• Liputan Khusus
  • TERJERAT RENTENIR (1): Mimih dalam Ancaman Bunga Tinggi dan Teror Pinjol

TERJERAT RENTENIR (1): Mimih dalam Ancaman Bunga Tinggi dan Teror Pinjol

Teror pinjol datang hingga belasan kali setiap hari ke telepon Mimih. Ditambah lagi, denda keterlambatan yang terus membengkak karena dihitung harian.

Mimih mengaku kapok, dan akan berjuang agar tak perlu lagi menjadi korban pinjaman online. (Foto: Awla Rajul/BandungBergerak.id)

Penulis Awla Rajul27 Desember 2021


BandungBergerak.id - Mimih Sukarmih (43) adalah ibu rumah tangga yang membuka usaha warung kelontong kecil di rumah neneknya di kawasan Cibiru, Kota Bandung. Ibarat jatuh tertimpa tangga, kondisi ekonominya dalam dua tahun terakhir terbilang sangat sulit.
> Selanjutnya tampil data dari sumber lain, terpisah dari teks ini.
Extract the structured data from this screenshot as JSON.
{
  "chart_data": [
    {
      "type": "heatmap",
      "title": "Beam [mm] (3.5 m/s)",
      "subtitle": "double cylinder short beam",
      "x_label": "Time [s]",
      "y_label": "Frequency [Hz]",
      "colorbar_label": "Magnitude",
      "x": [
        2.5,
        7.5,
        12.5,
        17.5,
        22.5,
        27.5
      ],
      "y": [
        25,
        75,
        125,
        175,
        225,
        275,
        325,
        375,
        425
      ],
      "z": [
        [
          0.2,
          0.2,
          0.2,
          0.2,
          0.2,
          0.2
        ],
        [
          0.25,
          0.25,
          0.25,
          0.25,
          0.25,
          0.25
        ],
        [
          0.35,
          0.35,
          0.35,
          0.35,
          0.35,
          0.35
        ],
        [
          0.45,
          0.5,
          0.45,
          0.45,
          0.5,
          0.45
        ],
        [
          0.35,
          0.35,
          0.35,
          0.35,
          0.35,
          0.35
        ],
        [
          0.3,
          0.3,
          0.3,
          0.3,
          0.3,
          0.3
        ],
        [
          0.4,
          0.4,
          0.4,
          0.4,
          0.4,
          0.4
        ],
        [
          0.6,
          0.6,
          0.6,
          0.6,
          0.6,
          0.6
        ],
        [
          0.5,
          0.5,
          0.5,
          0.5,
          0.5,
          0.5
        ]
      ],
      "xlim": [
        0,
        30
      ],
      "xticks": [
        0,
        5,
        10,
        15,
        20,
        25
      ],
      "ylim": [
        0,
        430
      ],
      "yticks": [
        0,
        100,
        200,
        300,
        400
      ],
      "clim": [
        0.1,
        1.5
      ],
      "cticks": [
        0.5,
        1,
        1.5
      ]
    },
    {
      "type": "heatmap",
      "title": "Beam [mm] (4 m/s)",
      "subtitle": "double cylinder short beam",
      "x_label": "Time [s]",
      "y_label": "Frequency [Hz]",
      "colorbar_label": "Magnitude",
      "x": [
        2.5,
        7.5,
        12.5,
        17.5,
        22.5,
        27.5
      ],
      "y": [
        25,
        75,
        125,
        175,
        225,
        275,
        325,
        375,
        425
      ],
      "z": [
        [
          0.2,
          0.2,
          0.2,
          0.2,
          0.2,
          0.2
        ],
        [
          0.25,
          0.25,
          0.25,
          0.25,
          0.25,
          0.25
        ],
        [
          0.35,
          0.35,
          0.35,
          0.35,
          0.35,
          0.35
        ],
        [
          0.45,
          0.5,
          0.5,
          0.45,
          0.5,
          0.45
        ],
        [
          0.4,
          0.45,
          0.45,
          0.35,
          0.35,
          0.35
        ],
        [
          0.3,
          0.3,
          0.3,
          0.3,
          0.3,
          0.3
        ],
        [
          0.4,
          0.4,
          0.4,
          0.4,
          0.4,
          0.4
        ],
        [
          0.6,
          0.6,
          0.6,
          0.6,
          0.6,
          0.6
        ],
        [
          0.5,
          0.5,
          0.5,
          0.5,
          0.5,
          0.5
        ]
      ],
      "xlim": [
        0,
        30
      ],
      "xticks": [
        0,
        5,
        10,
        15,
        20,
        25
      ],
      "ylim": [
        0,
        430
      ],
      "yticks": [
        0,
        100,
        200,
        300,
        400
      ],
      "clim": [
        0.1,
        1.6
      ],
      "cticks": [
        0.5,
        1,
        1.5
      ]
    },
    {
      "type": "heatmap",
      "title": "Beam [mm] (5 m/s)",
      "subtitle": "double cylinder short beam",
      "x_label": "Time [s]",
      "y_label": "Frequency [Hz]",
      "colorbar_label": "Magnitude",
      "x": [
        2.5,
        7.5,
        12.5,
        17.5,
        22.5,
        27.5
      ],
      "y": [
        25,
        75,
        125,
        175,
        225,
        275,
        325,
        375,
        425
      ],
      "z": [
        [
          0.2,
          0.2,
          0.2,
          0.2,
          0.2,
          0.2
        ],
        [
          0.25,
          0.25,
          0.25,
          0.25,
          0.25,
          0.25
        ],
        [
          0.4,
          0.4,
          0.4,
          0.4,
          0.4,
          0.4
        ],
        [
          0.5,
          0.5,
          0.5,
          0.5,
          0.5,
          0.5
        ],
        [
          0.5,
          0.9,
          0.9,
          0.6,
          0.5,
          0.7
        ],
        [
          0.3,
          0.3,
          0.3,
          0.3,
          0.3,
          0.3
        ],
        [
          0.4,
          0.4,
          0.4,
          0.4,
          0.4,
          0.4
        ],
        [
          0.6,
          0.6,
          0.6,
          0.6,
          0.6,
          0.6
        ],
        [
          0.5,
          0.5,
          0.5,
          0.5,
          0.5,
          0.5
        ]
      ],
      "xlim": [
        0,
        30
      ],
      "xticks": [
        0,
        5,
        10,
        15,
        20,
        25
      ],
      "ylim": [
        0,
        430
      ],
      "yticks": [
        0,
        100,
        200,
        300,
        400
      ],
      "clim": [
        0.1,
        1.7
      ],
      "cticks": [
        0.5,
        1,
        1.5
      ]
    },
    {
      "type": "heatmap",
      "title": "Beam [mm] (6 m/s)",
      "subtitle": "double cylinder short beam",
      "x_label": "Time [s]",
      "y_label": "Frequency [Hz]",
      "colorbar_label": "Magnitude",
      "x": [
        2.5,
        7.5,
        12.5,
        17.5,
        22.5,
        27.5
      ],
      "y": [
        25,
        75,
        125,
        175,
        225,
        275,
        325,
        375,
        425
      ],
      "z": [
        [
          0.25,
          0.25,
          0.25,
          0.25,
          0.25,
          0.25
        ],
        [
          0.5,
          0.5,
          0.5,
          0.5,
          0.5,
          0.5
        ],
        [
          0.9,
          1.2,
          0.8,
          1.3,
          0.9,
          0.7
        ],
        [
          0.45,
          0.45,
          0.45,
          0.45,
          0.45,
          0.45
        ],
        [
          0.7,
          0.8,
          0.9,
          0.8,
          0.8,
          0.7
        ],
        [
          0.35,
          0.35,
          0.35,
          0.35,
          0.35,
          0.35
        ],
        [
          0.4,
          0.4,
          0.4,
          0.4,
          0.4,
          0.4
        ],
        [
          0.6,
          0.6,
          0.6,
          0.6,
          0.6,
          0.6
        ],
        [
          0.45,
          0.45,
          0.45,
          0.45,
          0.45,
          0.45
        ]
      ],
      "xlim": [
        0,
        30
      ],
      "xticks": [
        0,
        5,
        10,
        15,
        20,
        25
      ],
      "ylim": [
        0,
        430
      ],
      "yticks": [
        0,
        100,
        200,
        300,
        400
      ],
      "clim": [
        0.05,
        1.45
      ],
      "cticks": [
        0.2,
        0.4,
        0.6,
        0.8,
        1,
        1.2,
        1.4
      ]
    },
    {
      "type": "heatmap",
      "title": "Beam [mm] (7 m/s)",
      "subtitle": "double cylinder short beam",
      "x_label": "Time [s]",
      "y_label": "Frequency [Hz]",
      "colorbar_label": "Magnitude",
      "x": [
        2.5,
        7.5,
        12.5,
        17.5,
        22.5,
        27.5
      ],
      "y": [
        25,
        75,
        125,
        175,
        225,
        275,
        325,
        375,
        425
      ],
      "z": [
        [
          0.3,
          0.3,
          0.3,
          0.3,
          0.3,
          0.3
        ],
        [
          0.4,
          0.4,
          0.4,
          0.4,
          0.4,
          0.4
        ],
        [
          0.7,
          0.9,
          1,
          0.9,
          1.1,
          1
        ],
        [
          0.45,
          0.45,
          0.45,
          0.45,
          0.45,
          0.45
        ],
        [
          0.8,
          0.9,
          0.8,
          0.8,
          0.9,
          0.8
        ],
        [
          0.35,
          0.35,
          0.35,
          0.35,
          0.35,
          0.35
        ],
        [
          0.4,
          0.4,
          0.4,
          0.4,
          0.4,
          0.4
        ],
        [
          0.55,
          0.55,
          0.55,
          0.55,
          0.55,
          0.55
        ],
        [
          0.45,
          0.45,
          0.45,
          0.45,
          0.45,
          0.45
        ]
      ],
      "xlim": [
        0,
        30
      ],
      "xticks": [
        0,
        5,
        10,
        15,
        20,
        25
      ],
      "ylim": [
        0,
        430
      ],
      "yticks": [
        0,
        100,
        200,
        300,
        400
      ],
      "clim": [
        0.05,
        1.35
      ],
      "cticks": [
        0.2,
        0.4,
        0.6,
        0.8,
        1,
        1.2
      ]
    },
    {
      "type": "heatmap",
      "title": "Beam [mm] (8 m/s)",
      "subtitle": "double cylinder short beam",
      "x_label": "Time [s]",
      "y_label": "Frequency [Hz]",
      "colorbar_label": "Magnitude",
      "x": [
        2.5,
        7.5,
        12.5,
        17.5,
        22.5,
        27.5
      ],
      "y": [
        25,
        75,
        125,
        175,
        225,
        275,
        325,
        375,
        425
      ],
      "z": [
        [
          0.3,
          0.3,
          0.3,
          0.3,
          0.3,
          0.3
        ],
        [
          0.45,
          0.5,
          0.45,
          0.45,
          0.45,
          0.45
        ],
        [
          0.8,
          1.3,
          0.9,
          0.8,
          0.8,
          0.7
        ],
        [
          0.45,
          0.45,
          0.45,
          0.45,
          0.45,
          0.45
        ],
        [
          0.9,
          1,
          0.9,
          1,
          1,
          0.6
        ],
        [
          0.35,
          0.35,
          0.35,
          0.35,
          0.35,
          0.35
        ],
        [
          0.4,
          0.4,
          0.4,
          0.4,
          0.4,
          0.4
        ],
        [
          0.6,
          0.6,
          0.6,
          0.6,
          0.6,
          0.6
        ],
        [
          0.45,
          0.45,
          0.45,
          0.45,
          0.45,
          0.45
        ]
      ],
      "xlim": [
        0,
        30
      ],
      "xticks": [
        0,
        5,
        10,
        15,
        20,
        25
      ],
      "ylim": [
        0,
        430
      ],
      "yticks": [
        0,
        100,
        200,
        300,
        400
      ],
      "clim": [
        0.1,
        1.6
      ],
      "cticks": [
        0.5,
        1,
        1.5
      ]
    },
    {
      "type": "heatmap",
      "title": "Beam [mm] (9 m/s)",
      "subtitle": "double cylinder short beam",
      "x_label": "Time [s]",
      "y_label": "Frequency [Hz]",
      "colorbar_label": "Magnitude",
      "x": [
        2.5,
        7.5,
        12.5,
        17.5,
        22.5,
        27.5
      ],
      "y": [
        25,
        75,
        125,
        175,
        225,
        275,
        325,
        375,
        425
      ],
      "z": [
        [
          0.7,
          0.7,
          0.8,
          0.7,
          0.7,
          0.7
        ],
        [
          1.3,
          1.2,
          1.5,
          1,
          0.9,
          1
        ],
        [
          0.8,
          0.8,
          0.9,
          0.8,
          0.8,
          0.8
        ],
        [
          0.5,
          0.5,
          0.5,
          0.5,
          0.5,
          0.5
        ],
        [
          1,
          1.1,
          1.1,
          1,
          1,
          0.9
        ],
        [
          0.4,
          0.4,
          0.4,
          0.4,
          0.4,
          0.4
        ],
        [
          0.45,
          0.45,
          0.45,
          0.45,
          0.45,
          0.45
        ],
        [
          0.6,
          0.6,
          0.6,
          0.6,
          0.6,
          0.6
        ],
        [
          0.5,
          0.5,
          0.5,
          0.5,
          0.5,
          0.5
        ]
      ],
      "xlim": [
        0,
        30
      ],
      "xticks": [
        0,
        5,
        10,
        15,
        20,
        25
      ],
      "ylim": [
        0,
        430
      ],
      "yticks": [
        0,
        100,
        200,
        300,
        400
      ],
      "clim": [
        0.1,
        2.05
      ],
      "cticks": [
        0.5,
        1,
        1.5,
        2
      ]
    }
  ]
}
Selain memiliki utang di bank, Mimih juga terpaksa meminjam uang di dua layanan pinjaman online (pinjol). Seolah belum cukup nestapa itu, belakangan suaminya terkena pemberhentian hubungan kerja (PHK).

Awalnya, Mimih meminjam uang di salah satu bank milik negara untuk membangun rumah. Mimih merasa tak enak karena sudah terlalu lama tinggal di rumah sang nenek bersama ibunya. Apalagi bangunan warung kelontongnya juga meminjam sedikit tanah milik sang nenek. Mimih dan suami bertekad memiliki rumah sendiri.

Pasangan ini lalu mengajukan pinjaman ke bank dengan nominal 70 juta rupiah. Namun, selama proses pembangunan rumah hingga selesai, ternyata dana tersebut tak mencukupi. Biaya pembangunan rumah membengkak hingga dua kali lipatnya, total mencapai 145 juta rupiah.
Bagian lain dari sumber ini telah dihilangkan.